La fusion de Mouvement Montréal et Ralliement pour Montréal continue de faire des mécontents.

Candidat au poste de conseiller d'arrondissement no 2 du district Champlain–L'Île-des-Soeurs, dans l'arrondissement de Verdun, Jean-Pierre Boivin a contacté les médias mercredi après-midi pour leur annoncer qu'il quittait le navire.

C'est l'annonce de la tenue d'un éventuel référendum sur le statut linguistique de la métropole, mardi, qui l'a incité à prendre sa décision, a-t-il expliqué dans une déclaration écrite.

Je ne peux accepter que le chef Balarama Holness propose [en cas de victoire] un référendum afin de faire de Montréal une ville bilingue, écrit-il. Cette annonce, ajoute M. Boivin, brise le lien de confiance qui existait entre nous deux.

Cette proposition lancée mardi matin entre en contradiction avec mes valeurs profondes ainsi que celles défendues par Ralliement pour Montréal, qui avait fusionné avec Mouvement Montréal en septembre et dont je faisais partie, dit-il.

De toute évidence, l’alliance [...] entre Mouvement Montréal et Ralliement pour Montréal ressemble davantage à une prise en charge [qu'à] une fusion.

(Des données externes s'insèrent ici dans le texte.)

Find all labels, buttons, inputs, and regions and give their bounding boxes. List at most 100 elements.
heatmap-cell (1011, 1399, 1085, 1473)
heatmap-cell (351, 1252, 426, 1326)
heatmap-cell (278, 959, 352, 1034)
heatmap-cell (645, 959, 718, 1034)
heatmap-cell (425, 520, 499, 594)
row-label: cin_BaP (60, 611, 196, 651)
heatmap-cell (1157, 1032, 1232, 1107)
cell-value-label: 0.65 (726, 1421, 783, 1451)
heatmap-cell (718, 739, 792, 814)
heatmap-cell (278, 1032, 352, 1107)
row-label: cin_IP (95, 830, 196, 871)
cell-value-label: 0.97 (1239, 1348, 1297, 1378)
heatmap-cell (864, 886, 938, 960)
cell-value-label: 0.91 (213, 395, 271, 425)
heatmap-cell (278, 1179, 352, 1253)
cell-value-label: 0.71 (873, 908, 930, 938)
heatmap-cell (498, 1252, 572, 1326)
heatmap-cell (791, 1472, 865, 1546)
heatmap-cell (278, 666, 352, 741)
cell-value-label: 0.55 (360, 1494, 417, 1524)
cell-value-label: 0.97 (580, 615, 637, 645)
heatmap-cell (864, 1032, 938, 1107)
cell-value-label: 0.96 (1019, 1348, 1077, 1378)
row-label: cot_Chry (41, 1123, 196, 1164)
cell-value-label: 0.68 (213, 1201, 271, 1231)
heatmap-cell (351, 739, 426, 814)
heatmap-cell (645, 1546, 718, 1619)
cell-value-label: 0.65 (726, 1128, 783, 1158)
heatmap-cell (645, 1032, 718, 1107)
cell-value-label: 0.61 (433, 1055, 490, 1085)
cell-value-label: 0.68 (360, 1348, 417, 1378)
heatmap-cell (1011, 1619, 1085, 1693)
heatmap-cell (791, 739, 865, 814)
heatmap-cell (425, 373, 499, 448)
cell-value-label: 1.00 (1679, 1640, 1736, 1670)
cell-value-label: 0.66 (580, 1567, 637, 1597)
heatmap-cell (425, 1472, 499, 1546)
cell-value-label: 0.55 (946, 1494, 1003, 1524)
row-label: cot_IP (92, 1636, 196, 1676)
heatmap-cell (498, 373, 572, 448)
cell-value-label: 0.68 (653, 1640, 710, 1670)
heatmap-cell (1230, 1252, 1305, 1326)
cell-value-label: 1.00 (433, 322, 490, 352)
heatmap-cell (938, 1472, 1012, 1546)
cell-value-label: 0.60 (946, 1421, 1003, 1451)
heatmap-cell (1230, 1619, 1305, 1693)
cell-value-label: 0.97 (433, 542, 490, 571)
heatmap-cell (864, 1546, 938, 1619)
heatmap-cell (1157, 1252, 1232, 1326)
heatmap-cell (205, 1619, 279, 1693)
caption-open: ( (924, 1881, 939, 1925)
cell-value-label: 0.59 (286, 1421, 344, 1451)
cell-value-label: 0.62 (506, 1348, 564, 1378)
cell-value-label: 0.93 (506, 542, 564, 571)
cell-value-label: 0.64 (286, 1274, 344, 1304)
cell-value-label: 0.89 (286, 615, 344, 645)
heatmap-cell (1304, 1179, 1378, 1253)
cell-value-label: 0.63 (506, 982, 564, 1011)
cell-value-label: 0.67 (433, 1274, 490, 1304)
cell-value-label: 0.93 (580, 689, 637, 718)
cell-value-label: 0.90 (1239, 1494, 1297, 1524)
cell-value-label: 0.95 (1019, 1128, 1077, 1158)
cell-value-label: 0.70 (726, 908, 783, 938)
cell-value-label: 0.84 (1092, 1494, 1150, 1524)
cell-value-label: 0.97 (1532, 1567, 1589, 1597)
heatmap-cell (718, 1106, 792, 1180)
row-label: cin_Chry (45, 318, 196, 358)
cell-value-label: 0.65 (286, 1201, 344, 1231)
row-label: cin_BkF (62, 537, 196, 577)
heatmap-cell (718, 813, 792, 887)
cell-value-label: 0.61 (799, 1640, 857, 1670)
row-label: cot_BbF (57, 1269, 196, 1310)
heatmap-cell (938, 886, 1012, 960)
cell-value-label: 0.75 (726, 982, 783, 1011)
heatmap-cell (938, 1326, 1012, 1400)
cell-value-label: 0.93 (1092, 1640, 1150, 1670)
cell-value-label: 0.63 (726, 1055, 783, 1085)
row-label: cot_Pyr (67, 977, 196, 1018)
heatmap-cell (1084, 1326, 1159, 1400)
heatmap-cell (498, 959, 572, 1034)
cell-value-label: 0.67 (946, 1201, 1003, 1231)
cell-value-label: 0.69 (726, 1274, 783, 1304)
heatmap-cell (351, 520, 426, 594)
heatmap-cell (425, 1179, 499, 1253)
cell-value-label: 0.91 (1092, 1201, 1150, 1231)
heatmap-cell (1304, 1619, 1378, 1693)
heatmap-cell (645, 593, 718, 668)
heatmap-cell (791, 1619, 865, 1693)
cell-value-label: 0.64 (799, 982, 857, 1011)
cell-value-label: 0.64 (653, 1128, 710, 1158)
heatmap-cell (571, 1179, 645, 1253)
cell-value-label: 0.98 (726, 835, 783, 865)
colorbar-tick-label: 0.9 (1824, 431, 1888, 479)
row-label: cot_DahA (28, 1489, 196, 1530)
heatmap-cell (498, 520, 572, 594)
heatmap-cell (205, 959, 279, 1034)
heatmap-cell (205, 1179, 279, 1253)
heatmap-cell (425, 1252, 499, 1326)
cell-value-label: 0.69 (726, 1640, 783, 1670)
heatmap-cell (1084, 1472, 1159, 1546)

Une citation de :Jean-Pierre Boivin, candidat au poste de conseiller d'arrondissement dans le district Champlain–L'Île-des-Soeurs

M. Boivin affirme sentir une grande déception de la part des résidents de son secteur par rapport à la déclaration inattendue et inacceptable de M. Holness. Ils en sont même choqués, allègue-t-il.

Ne pouvant souscrire à une politique visant à affaiblir la place du français à Montréal, M. Boivin fera dorénavant campagne à titre d'indépendant. La période de mise en candidature étant terminée, le nom de son ancien parti figurera malgré tout sur le bulletin de vote que devront remplir les électeurs.

En entrevue à Métro le jour de l'annonce de la fusion de Mouvement Montréal et Ralliement pour Montréal, M. Boivin avait confié avoir été surpris par la nouvelle. Il s'était toutefois réjoui de voir que sa nouvelle formation serait désormais considérée comme un vrai parti aux yeux du grand public.

Outre Jean-Pierre Boivin, Josée Léger (Ensemble Montréal) et Enrique Machado (Projet Montréal) font campagne pour devenir le prochain détenteur du poste de conseiller d'arrondissement no 2 du district Champlain–L'Île-des-Soeurs.

C'est la troisième fois que M. Boivin tente de se faire élire dans ces fonctions. Candidat pour Coalition Montréal en 2013, il a terminé troisième avec 16,6 % des voix. Il a ensuite été battu en 2017 alors qu'il portait les couleurs de Projet Montréal, récoltant cette fois 47,5 % des suffrages.

Une fusion qui dérange

Avant M. Boivin, d'autres candidats déclarés avaient choisi, après mûre réflexion, de ne pas faire campagne pour Mouvement Montréal en raison de la volonté de Balarama Holness de faire de Montréal une ville officiellement bilingue.

Dès le lendemain de l'annonce de la fusion des deux partis, l'ex-conseiller lachinois Jean-François Cloutier et la candidate Brigitte Lamoureux avaient choisi de ne pas poursuivre l'aventure.

Je ne pense pas que la mayonnaise va prendre, avait expliqué M. Cloutier, présenté jusque-là comme le futur président du comité exécutif de Marc-Antoine Desjardins.

La majorité des candidats issus de Ralliement pour Montréal ont toutefois choisi de rester. C'est notamment le cas de la comédienne et militante Patricia Tulasne et de la conseillère d'arrondissement Lili-Anne Tremblay, qui brigue maintenant la mairie d'arrondissement de Saint-Léonard.

À la fin de la période de mises en candidature, Mouvement Montréal comptait 74 candidats en lice dans les 19 arrondissements de Montréal. Depuis, ce total est passé à 73, puisque Katchik Ebruchumian, qui briguait le poste de conseiller d'arrondissement dans le district de Robert-Bourassa (Outremont), s'est désisté.